I made some marks on the block — things that would be white — and then cut my first template. One of the things Karen suggested for carving is to keep the wood you want to save “behind” the blade to avoid splintering and losing some detail you’re interested in. This makes sense once you make a few marks and see how the plywood splinters and cuts; the linocut equivalent is probably “carve away from the lines you want to keep”.
The mask is cut from brown kraft paper, and has its own registration marks drawn in two corners so it can be applied consistently. The most interesting thing to me is that the shapes cut in the mask don’t necessarily correspond to the shapes you’ve drawn on the block. So you have another vector for adding shape and building up the image.
I unfortunately didn’t get a photo of inking through the mask, but here you can see the block with the ink applied. Karen uses her fingers or the heel of her hand to blend the edges of inked areas, such as the blue one in my piece.
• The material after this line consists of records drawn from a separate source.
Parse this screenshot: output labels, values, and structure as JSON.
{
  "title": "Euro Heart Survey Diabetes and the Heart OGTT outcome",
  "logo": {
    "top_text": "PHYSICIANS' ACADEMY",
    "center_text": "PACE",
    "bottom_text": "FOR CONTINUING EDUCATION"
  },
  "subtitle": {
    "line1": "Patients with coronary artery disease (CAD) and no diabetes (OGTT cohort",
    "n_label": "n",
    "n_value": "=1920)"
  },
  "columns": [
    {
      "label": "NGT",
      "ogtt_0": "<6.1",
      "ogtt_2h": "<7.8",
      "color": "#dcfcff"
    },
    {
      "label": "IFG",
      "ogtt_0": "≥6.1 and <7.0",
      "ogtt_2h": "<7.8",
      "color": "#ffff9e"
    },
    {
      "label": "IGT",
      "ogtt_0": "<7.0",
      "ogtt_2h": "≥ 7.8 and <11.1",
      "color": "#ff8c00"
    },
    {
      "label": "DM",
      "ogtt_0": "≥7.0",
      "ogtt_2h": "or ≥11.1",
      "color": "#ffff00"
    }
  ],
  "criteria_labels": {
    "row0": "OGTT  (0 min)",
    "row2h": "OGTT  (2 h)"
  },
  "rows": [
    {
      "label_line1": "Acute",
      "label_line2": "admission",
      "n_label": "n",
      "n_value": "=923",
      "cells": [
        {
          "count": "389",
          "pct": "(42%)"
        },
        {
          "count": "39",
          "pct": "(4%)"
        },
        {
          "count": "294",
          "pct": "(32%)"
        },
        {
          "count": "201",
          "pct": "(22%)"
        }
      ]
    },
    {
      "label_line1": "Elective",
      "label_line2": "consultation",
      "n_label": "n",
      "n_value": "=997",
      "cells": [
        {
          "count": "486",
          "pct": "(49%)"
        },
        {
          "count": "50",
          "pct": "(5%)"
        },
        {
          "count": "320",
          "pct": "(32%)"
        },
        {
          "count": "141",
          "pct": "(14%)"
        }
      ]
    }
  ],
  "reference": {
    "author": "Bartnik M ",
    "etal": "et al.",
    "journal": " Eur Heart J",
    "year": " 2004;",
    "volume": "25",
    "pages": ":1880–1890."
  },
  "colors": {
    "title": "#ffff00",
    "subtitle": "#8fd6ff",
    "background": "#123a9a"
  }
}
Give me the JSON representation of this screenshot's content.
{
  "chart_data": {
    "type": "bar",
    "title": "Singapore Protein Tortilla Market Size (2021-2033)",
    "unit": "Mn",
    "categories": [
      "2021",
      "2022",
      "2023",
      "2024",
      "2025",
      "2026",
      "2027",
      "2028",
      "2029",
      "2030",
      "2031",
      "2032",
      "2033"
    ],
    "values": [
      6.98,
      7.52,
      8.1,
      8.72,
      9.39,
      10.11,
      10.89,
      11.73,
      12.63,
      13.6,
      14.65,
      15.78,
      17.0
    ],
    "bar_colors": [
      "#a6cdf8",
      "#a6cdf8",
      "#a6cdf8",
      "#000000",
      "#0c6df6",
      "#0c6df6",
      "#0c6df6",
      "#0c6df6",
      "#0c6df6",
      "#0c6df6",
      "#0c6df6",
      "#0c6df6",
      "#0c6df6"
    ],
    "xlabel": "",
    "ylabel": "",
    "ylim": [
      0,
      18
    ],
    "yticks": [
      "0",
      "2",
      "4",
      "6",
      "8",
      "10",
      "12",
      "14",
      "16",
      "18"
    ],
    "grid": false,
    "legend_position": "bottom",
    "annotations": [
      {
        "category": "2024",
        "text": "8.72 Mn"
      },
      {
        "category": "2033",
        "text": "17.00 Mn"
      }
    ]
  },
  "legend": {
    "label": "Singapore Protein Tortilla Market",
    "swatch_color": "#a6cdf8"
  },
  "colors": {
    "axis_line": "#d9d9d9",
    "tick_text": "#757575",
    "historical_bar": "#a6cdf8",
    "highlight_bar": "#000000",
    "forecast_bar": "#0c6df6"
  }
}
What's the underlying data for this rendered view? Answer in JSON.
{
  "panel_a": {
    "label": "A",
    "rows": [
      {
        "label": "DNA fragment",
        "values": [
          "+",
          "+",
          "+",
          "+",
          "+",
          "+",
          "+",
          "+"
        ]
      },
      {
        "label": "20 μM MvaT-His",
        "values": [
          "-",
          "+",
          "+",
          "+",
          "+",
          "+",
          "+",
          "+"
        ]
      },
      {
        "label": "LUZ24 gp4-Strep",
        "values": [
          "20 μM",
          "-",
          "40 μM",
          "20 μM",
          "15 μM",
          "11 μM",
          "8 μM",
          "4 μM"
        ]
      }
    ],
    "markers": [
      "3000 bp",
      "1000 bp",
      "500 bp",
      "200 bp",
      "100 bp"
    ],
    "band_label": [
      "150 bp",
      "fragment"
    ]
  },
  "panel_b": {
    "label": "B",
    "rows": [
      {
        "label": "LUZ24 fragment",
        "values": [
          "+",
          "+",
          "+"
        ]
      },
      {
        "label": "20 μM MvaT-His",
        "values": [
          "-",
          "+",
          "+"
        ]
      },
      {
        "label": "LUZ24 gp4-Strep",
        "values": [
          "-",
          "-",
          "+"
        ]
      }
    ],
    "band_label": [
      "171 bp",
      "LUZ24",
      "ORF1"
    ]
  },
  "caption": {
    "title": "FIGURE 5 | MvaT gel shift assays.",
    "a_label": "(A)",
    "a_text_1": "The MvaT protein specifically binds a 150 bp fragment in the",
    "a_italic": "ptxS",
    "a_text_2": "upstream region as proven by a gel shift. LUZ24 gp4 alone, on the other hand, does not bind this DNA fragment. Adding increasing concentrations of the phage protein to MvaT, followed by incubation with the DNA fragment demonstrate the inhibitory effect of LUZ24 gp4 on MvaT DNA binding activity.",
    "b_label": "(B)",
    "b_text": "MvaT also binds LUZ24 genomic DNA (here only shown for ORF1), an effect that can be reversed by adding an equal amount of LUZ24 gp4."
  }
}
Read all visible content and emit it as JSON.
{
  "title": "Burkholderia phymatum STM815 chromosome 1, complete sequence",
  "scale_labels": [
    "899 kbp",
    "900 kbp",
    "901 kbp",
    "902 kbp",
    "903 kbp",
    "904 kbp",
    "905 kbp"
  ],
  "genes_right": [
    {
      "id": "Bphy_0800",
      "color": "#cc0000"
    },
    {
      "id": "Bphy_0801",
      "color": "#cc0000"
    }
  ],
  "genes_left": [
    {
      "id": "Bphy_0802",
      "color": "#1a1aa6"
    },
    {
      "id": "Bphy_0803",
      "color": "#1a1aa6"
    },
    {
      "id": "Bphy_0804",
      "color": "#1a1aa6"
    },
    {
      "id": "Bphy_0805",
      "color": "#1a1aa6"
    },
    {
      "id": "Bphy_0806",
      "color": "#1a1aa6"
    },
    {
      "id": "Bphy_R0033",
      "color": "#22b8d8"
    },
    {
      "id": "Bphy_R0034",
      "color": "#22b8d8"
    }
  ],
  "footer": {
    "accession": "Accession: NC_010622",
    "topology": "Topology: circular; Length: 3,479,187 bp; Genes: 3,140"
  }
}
The result is that you can have areas of color with hard or soft edges.
After inking the paper is placed on the block and lightly tacked in place with blue painter’s tape. Note the registration marks along the edges of the block and paper; two of them are crossed on both sides, which ensures that the paper isn’t rotated. I think the thing that makes this registration technique so straightforward is that you’re registering the paper onto the block, rather than trying to register the block and paper onto the press bed. One less thing to move makes it much, much easier.
Another change from my past experience is that we’re printing on an etching press without blankets. When I asked Karen about this, she pointed out that the blankets are what push the paper into the carved away area. This gives you embossment (which you might want, but she does not), but also means that you’re continually fighting to make sure the carved away areas don’t print. In addition, with large sheets of kuzo paper, the blankets can cause the paper to move. It’s clear to me that every press owner decides for themselves what a press “needs” for printing, but the lack of blankets did make the process much quicker, which I suspect will be good tomorrow when everyone is printing.
At the end of the day I had my edition of six (plus a ghost for a monoprint) and had started carving away areas in the green area that I want to remain green.
I still don’t feel like I can predict what this print is going to look like, and I’m trying to let go and accept that. Maybe it’s working (a little), because I’m excited to go back tomorrow morning.